You could probably have the Guard only wake the main task when the count is 0, but that operation is pretty cheap IMO.
Where did I use AI?
In 2025 (almost 2026) it's a good idea to explicitly say where I used AI.
Debugging
The answer is that I barely used AI to write code, but I used it liberally to debug code.
One of my favorite bugs I caught with Claude was a performance issue. I was finding that tasks could take nearly 1 millisecond to run. This may not sound like much, but when all a task is doing is executing a bit of parsing code and then enqueueing an entry for IO Uring to submit later in a batch that seemed very very high. When I profiled with perf I found hundreds of layers of Box::pin(Box::pin(...)) which I didn't understand.
Here is my conversation with Claude and here is the commit fix specifically executor.rs line 95.
Instead of self.tasks.insert(*task_id, task); I was doing self.tasks.insert(*task_id, Box::pin(task)).
The problem is that Pin<Box<impl Future>> implements Future! This means that Pin<Box<Pin<Box<impl Future>>>> also implements Future, and down on the line. Resolving this bug reduced the time it took to poll a task from 700us to 50-100us (depending on the task). AI was very helpful for this!
Writing code
I used AI a little bit to write code. Because I was really doing this to learn instead of implement I really wanted to write most of the code myself. I didn't think that reviewing code written by AI would help me learn quite the same as writing the code myself.
However once I had most of the main pieces in place and fully understood my framework I let it drive a little more. I used Codex mostly because I pay for ChatGPT and don't need two AI subscriptions.
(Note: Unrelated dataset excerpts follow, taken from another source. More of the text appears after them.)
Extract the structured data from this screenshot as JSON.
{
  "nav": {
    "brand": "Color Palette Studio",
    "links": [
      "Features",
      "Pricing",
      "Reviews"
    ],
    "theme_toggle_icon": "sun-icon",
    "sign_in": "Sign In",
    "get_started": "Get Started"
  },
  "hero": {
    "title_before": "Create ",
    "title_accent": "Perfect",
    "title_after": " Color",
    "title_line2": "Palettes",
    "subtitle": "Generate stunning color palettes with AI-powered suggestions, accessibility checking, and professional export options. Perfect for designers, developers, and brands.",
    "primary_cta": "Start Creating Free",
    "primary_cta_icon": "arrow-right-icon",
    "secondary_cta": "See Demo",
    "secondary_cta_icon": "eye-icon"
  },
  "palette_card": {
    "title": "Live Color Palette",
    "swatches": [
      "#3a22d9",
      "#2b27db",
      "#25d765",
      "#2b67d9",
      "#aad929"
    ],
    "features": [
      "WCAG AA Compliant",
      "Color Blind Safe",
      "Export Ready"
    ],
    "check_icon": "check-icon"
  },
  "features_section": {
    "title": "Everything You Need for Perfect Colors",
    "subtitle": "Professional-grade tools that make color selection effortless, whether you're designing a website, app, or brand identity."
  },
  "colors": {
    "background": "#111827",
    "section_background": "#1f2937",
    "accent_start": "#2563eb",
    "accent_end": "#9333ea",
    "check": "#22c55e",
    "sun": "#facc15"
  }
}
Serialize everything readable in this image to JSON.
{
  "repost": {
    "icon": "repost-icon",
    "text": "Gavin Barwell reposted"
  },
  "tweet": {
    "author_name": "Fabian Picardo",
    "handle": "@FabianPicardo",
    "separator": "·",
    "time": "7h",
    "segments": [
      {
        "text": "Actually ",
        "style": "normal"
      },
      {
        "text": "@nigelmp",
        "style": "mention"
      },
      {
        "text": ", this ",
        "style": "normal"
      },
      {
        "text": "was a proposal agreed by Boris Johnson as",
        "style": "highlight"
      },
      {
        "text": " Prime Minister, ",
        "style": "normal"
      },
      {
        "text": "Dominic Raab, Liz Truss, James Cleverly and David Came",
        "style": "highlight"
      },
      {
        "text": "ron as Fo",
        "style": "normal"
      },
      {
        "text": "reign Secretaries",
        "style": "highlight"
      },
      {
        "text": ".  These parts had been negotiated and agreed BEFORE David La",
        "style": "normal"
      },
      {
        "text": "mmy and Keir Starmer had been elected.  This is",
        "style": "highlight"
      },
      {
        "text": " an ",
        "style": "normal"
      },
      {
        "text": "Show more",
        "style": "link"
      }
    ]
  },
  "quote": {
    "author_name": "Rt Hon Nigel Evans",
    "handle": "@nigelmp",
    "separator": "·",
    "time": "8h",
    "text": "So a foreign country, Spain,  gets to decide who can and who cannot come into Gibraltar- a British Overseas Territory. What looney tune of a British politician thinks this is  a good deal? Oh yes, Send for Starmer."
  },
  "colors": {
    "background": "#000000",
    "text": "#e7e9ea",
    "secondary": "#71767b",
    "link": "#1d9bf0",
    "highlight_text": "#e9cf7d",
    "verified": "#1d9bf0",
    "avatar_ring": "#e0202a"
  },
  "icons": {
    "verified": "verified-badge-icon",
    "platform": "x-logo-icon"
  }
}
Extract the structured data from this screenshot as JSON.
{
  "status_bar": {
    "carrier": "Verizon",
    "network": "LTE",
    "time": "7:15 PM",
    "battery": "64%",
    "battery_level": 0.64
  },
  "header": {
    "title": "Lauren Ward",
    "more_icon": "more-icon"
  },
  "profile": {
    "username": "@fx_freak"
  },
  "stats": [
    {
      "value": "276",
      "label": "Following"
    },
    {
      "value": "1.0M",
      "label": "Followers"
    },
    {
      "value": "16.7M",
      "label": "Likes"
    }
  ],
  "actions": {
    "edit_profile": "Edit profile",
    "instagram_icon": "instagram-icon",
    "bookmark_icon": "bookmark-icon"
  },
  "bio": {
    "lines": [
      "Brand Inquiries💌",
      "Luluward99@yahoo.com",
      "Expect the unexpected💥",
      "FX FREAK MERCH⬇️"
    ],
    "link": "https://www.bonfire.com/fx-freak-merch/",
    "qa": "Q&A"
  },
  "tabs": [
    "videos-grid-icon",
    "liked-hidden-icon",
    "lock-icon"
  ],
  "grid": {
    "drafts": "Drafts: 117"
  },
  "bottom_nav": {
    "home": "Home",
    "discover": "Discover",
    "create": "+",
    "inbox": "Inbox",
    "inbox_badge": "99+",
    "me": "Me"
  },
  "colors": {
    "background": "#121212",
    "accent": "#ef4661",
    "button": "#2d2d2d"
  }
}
I used it to rename the project to twoio which is a perfect task. It's just renaming a bunch of modules and compiling to make sure it compiles properly.
I used it to implement File. This was also great because I could tell it to follow the pattern I set for TcpStream already. There was some polishing I had to do.
It refactored stats according to what I told it to do
I even had it use the channel implementation I wrote and then it adapted that into my pubsub server
Overall I think this was a good usage of AI. I implemented the beginning of the project and set out patterns, then I could tactically use AI to write the code I wanted to write but faster.
Chatting and learning
I did plenty of chatting with ChatGPT and Claude just to learn in general. Sometimes I'll just ask "What is the proper behavior when a Future has been polled to completion? Should it panic if polled again?" or "How does IO Uring SQPOLL mode work?" I use it as a search engine that I can chat with. I also checked out the Linux source code and then used Codex to learn how to trace through the io_uring implementation. I found it very helpful for that purpose.
One thing I don't like is that now that I've chatted with ChatGPT about my project so much, it seems to want to bring every conversation back around to it. I'll ask it about Rust Futures and it's like "Here's the answer. This will be very useful for your Rust async runtime project with io uring! Want me to write code for it?" It's like... I know it will be useful but I'm working on it myself. I just wanted an answer about the thing that I asked about.